Even if it gets to that point, there are barriers.

Lieberman said there is a high threshold for evidence and risk for danger, in that someone has to have specific plans to cause harm, rather than just being someone with anger or self-control issues who may pose a threat. Even then, the doctor would need to call the appropriate law enforcement, fill out paperwork and go through a "cumbersome" process to get action, Lieberman said.

"In one way you got to protect the confidentiality and rights of patients, the other hand, we have the duty to protect society," he said. "Right now, the balance is tipped in favor of the individual against the interests of society."

Mental health care likely is not the only factor, he said, adding the American culture has more sensationalized violence on television, movies and video games than anyone growing up in the nineteenth century could have ever imagined.

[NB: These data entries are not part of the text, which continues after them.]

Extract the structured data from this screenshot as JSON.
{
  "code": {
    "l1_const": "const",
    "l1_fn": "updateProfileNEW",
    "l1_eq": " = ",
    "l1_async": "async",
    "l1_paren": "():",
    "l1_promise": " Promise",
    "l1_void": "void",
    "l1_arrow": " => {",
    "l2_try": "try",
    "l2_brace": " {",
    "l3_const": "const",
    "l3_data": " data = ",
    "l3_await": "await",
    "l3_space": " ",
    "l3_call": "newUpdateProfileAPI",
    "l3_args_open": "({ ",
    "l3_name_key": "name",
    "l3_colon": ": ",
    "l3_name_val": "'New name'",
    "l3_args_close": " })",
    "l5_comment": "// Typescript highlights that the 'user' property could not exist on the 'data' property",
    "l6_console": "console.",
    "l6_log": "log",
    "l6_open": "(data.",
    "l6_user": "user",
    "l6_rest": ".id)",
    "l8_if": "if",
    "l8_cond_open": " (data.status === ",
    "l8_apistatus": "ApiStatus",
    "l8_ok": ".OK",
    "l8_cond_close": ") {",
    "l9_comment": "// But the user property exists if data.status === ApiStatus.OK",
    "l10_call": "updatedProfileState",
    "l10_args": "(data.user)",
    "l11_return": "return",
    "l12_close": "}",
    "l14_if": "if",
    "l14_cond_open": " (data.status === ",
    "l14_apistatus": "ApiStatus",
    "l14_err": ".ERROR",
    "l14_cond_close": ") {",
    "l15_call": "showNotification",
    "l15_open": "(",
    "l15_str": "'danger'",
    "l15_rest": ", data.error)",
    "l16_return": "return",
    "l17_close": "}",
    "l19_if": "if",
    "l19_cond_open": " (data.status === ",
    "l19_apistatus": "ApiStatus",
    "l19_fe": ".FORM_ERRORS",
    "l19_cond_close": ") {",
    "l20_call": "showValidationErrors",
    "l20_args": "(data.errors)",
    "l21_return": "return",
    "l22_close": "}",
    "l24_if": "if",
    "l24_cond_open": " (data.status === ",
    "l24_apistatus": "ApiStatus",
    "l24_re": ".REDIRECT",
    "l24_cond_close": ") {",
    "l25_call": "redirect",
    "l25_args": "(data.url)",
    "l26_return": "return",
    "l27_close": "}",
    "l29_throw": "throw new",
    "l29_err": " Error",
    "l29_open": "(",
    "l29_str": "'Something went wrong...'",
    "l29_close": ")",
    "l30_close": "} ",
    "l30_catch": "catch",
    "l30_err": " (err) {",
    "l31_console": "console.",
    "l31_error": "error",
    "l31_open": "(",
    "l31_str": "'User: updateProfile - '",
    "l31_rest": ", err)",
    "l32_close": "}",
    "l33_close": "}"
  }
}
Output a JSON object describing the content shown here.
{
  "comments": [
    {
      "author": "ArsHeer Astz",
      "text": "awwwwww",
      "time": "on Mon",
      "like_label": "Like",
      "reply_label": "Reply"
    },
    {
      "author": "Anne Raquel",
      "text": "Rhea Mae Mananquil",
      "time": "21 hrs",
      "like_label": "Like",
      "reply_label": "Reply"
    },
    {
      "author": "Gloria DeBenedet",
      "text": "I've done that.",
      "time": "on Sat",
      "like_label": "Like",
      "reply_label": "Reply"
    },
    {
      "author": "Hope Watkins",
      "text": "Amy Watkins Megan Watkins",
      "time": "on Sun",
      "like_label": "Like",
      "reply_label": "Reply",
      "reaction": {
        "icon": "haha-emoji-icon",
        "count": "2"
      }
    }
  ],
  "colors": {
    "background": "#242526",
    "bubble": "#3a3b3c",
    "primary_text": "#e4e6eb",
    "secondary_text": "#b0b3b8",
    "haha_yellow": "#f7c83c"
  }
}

However, when much of the focus has turned to gun control and what laws can be passed to prevent such an occurrence, those like Long want to shift the focus to other ways to provide more help for parents of a troubled child.

"Our society, with its stigma on mental illness and its broken healthcare system, does not provide us with other options," she wrote. "Then another tortured soul shoots up a fast food restaurant. A mall. A kindergarten classroom. And we wring our hands and say, 'Something must be done.' I agree that something must be done. It's time for a meaningful, nation-wide conversation about mental health."